Republican Sen. Josh Hawley delivered a rousing keynote speech at the recent National Conservatism Conference, in which he warned that the American Left is ruining men.
“The deconstruction of America begins with and depends on the deconstruction of American men,” Hawley said. “The Left want to define traditional masculinity as toxic. They want to define the traditional masculine virtues — things like courage and independence and assertiveness — as a danger to society. This is an effort the Left has been at for years now. And they have had alarming success.”
It was a lengthy speech filled with lots of hand-wringing over everything from declining marriage rates to women’s sports to “President Biden’s illegal vaccine mandate on private citizens.” One part of his speech, though, has received the lion’s share of attention.
“Can we be surprised,” Hawley posited, “that after years of being told they are the problem, that their manhood is the problem, more and more men are withdrawing into the enclave of idleness and pornography and video games?”
It struck me as an odd line of reasoning. Stop calling masculinity toxic! It makes men want to mow down fake people with fake firearms and watch women be dominated sexually!
Nonetheless, if “more and more men” were turning to video games and porn as a reaction to shifting cultural norms and women sharing spaces that used to be reserved exclusively for men — Hawley cited women outnumbering men in college as evidence of men’s downfall — that would strike me as a topic worthy of discussion.
Because equality is not a zero-sum game. A just society doesn’t take turns picking different populations to marginalize and ostracize. A just society strives for all people to find belonging and meaning and fulfillment and dignity.
It’s a shame that some politicians and provocateurs keep telling men that for others to succeed in life, they must fail. But if that message is resonating to such a degree that it’s increasing porn and video game use, I’d like to know it — particularly since I’m raising a son.
The thing is … it’s not.
“It’s one of those kinds of claims that’s so detached from any empirical evidence or quantitative data that it’s just laughably false,” said Joshua Grubbs, associate professor of psychology at Bowling Green State University. “We don't have any evidence that masculinity being attacked leads to more porn use.”
Grubbs’ research focuses on the scientific study of addiction, personality and morality. He recently published a peer-reviewed study on pornography use before and during the COVID-19 pandemic. I called him to get his thoughts on Hawley’s speech.
“There is some evidence that video game play and pornography use are higher than they were in years past,” Grubbs said. “But that has more to do with ease of access. The fact that everyone carries around a supercomputer with a high-definition screen in their pocket at all times means men are accessing video games and pornography more easily than say, 30 years ago. But so are women.”
Pornography use did spike in the early months of the pandemic, shortly after many states enacted lockdown orders, Grubbs found. But so did the use of other streaming services: Netflix, Hulu, Disney Plus, the decidedly buttoned-down BBC. Plus, Grubbs noted, Pornhub began offering its premium content for free in the first few months of the pandemic, which also likely drove increased viewership.
By last month, Grubbs found, porn use had dipped to pre-pandemic levels.

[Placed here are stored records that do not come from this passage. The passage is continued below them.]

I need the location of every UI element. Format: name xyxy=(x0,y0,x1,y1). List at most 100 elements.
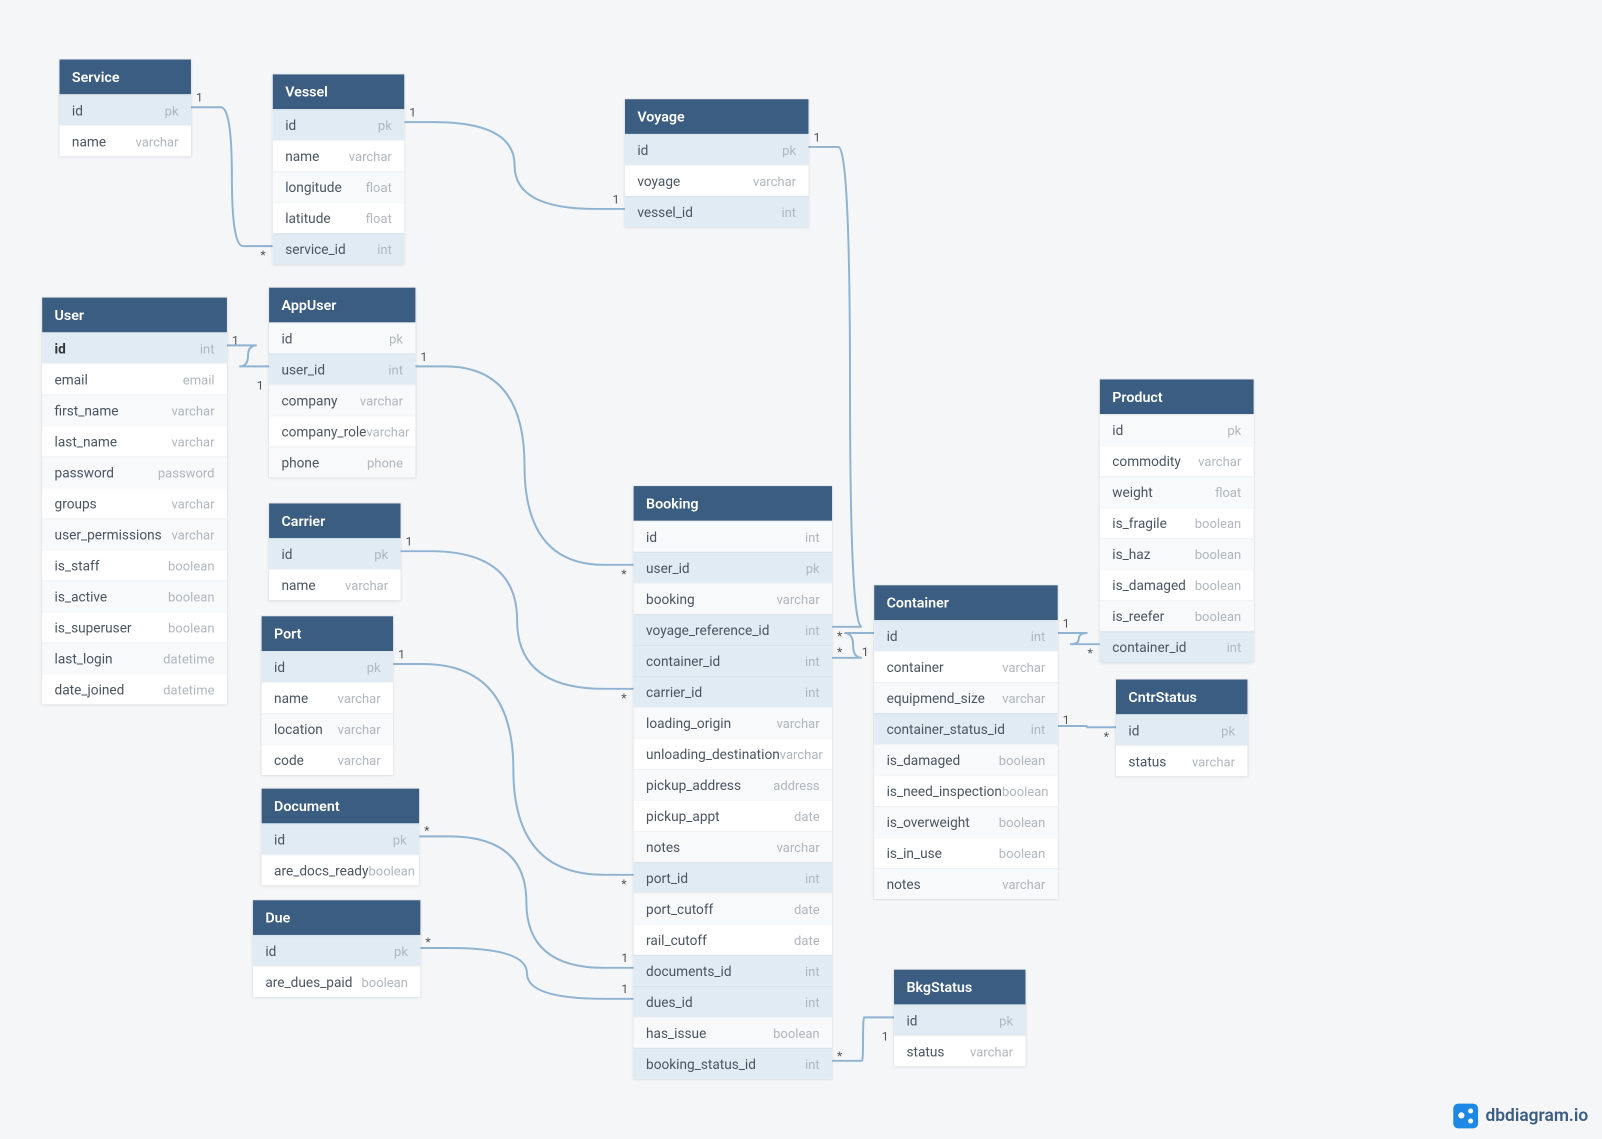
table-row[interactable]: is_in_useboolean xyxy=(874,837,1058,868)
table-row[interactable]: pickup_apptdate xyxy=(634,800,832,831)
table-row[interactable]: weightfloat xyxy=(1100,476,1254,507)
table-due[interactable]: Dueidpkare_dues_paidboolean xyxy=(253,900,420,997)
table-container[interactable]: Containeridintcontainervarcharequipmend_… xyxy=(874,585,1058,899)
table-row[interactable]: date_joineddatetime xyxy=(42,673,227,704)
table-header[interactable]: Product xyxy=(1100,379,1254,414)
table-cntrstatus[interactable]: CntrStatusidpkstatusvarchar xyxy=(1116,680,1247,777)
table-row[interactable]: bookingvarchar xyxy=(634,583,832,614)
table-row[interactable]: voyage_reference_idint xyxy=(634,614,832,645)
table-row[interactable]: namevarchar xyxy=(60,125,191,156)
table-header[interactable]: Voyage xyxy=(625,99,809,134)
table-row[interactable]: port_idint xyxy=(634,862,832,893)
table-row[interactable]: documents_idint xyxy=(634,955,832,986)
table-row[interactable]: notesvarchar xyxy=(874,868,1058,899)
table-service[interactable]: Serviceidpknamevarchar xyxy=(60,60,191,157)
table-row[interactable]: idpk xyxy=(253,935,420,966)
table-row[interactable]: idpk xyxy=(1116,714,1247,745)
table-row[interactable]: vessel_idint xyxy=(625,196,809,227)
table-document[interactable]: Documentidpkare_docs_readyboolean xyxy=(262,789,419,886)
table-port[interactable]: Portidpknamevarcharlocationvarcharcodeva… xyxy=(262,616,393,775)
table-row[interactable]: rail_cutoffdate xyxy=(634,924,832,955)
table-row[interactable]: first_namevarchar xyxy=(42,394,227,425)
table-row[interactable]: codevarchar xyxy=(262,744,393,775)
table-row[interactable]: phonephone xyxy=(269,446,415,477)
table-row[interactable]: idint xyxy=(634,521,832,552)
table-header[interactable]: AppUser xyxy=(269,288,415,323)
table-appuser[interactable]: AppUseridpkuser_idintcompanyvarcharcompa… xyxy=(269,288,415,478)
table-row[interactable]: booking_status_idint xyxy=(634,1048,832,1079)
table-row[interactable]: namevarchar xyxy=(273,140,404,171)
table-row[interactable]: company_rolevarchar xyxy=(269,415,415,446)
table-row[interactable]: loading_originvarchar xyxy=(634,707,832,738)
table-row[interactable]: idint xyxy=(874,620,1058,651)
table-row[interactable]: user_permissionsvarchar xyxy=(42,518,227,549)
table-bkgstatus[interactable]: BkgStatusidpkstatusvarchar xyxy=(894,970,1025,1067)
table-row[interactable]: has_issueboolean xyxy=(634,1017,832,1048)
table-row[interactable]: are_dues_paidboolean xyxy=(253,966,420,997)
table-row[interactable]: groupsvarchar xyxy=(42,487,227,518)
table-row[interactable]: longitudefloat xyxy=(273,171,404,202)
table-header[interactable]: Port xyxy=(262,616,393,651)
table-header[interactable]: Vessel xyxy=(273,74,404,109)
table-row[interactable]: idpk xyxy=(262,823,419,854)
table-row[interactable]: dues_idint xyxy=(634,986,832,1017)
table-row[interactable]: voyagevarchar xyxy=(625,165,809,196)
table-row[interactable]: idpk xyxy=(269,538,400,569)
table-carrier[interactable]: Carrieridpknamevarchar xyxy=(269,503,400,600)
table-row[interactable]: idpk xyxy=(894,1004,1025,1035)
table-header[interactable]: Booking xyxy=(634,486,832,521)
table-header[interactable]: Carrier xyxy=(269,503,400,538)
table-row[interactable]: is_reeferboolean xyxy=(1100,600,1254,631)
table-row[interactable]: is_damagedboolean xyxy=(874,744,1058,775)
table-row[interactable]: idpk xyxy=(625,134,809,165)
table-row[interactable]: is_superuserboolean xyxy=(42,611,227,642)
table-row[interactable]: container_idint xyxy=(634,645,832,676)
table-row[interactable]: is_overweightboolean xyxy=(874,806,1058,837)
table-row[interactable]: commodityvarchar xyxy=(1100,445,1254,476)
table-voyage[interactable]: Voyageidpkvoyagevarcharvessel_idint xyxy=(625,99,809,227)
table-row[interactable]: latitudefloat xyxy=(273,202,404,233)
table-row[interactable]: last_namevarchar xyxy=(42,425,227,456)
table-user[interactable]: Useridintemailemailfirst_namevarcharlast… xyxy=(42,298,227,705)
table-row[interactable]: service_idint xyxy=(273,233,404,264)
table-row[interactable]: namevarchar xyxy=(262,682,393,713)
table-row[interactable]: emailemail xyxy=(42,363,227,394)
table-row[interactable]: unloading_destinationvarchar xyxy=(634,738,832,769)
table-header[interactable]: Document xyxy=(262,789,419,824)
table-row[interactable]: is_staffboolean xyxy=(42,549,227,580)
table-header[interactable]: Service xyxy=(60,60,191,95)
table-row[interactable]: carrier_idint xyxy=(634,676,832,707)
table-row[interactable]: idpk xyxy=(273,109,404,140)
table-row[interactable]: pickup_addressaddress xyxy=(634,769,832,800)
table-row[interactable]: idpk xyxy=(269,322,415,353)
table-row[interactable]: port_cutoffdate xyxy=(634,893,832,924)
table-row[interactable]: idpk xyxy=(1100,414,1254,445)
table-row[interactable]: locationvarchar xyxy=(262,713,393,744)
table-row[interactable]: idpk xyxy=(262,651,393,682)
table-header[interactable]: User xyxy=(42,298,227,333)
table-row[interactable]: statusvarchar xyxy=(894,1035,1025,1066)
table-row[interactable]: passwordpassword xyxy=(42,456,227,487)
table-row[interactable]: container_status_idint xyxy=(874,713,1058,744)
table-booking[interactable]: Bookingidintuser_idpkbookingvarcharvoyag… xyxy=(634,486,832,1079)
table-row[interactable]: containervarchar xyxy=(874,651,1058,682)
table-row[interactable]: is_activeboolean xyxy=(42,580,227,611)
table-row[interactable]: companyvarchar xyxy=(269,384,415,415)
table-row[interactable]: container_idint xyxy=(1100,631,1254,662)
table-row[interactable]: idpk xyxy=(60,94,191,125)
diagram-canvas[interactable]: dbdiagram.io ServiceidpknamevarcharVesse… xyxy=(0,0,1602,1139)
table-row[interactable]: statusvarchar xyxy=(1116,745,1247,776)
table-row[interactable]: is_damagedboolean xyxy=(1100,569,1254,600)
table-row[interactable]: are_docs_readyboolean xyxy=(262,854,419,885)
table-row[interactable]: last_logindatetime xyxy=(42,642,227,673)
table-vessel[interactable]: Vesselidpknamevarcharlongitudefloatlatit… xyxy=(273,74,404,264)
table-product[interactable]: Productidpkcommodityvarcharweightfloatis… xyxy=(1100,379,1254,662)
table-header[interactable]: Container xyxy=(874,585,1058,620)
table-row[interactable]: is_fragileboolean xyxy=(1100,507,1254,538)
table-header[interactable]: Due xyxy=(253,900,420,935)
table-row[interactable]: user_idpk xyxy=(634,552,832,583)
table-row[interactable]: notesvarchar xyxy=(634,831,832,862)
table-row[interactable]: is_hazboolean xyxy=(1100,538,1254,569)
table-header[interactable]: CntrStatus xyxy=(1116,680,1247,715)
table-row[interactable]: user_idint xyxy=(269,353,415,384)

“It’s the sourdough bread effect,” he said. “People get bored — regression to the mean is the term we use in behavioral sciences. After a while, all that extra porn and video games get kind of boring.”
Grubbs said Hawley’s statement left him “perplexed.”
“It smacked of stringing together a bunch of buzzwords to see what hits and then doubling down on that to get a reaction,” he said. “It was a political statement meant to rile up an audience, but it’s not attached to any sort of evidence.”
Porn, he said, has long been used as a cultural lightning rod, but rarely in any kind of instructive way.
“It’s frustrating,” he said. “Because certain legislators love to talk about it, but they don’t pony up any money to research the effects of it.”
Making their alarm bells ring a little hollow.
I asked Grubbs, who is, after all, a psychologist — and a husband and a father — if there’s anything to be gained from the dialogue around Hawley’s speech.
“If you have teenage sons, instead of worrying about what Josh Hawley said, it may be a good time to check in with them, open a dialogue with them about their habits,” he said. “There’s always value in parents talking to their children about the motivation for the pastimes they have.”
And if Hawley’s words resonated, Grubbs said, examine that.
“If you are a man who is feeling kind of downtrodden and rejected by the world,” he continued, “think about how that’s affecting you and how you’re coping with that. Are you viewing porn because you’re feeling excluded, lonely, broken by life? If so, it’s a good time to check in with yourself and talk to someone. I don’t just mean a professional. Talk to a friend. Talk to someone you trust. Whatever the problem is, I can assure you video games and porn are probably not the solution.”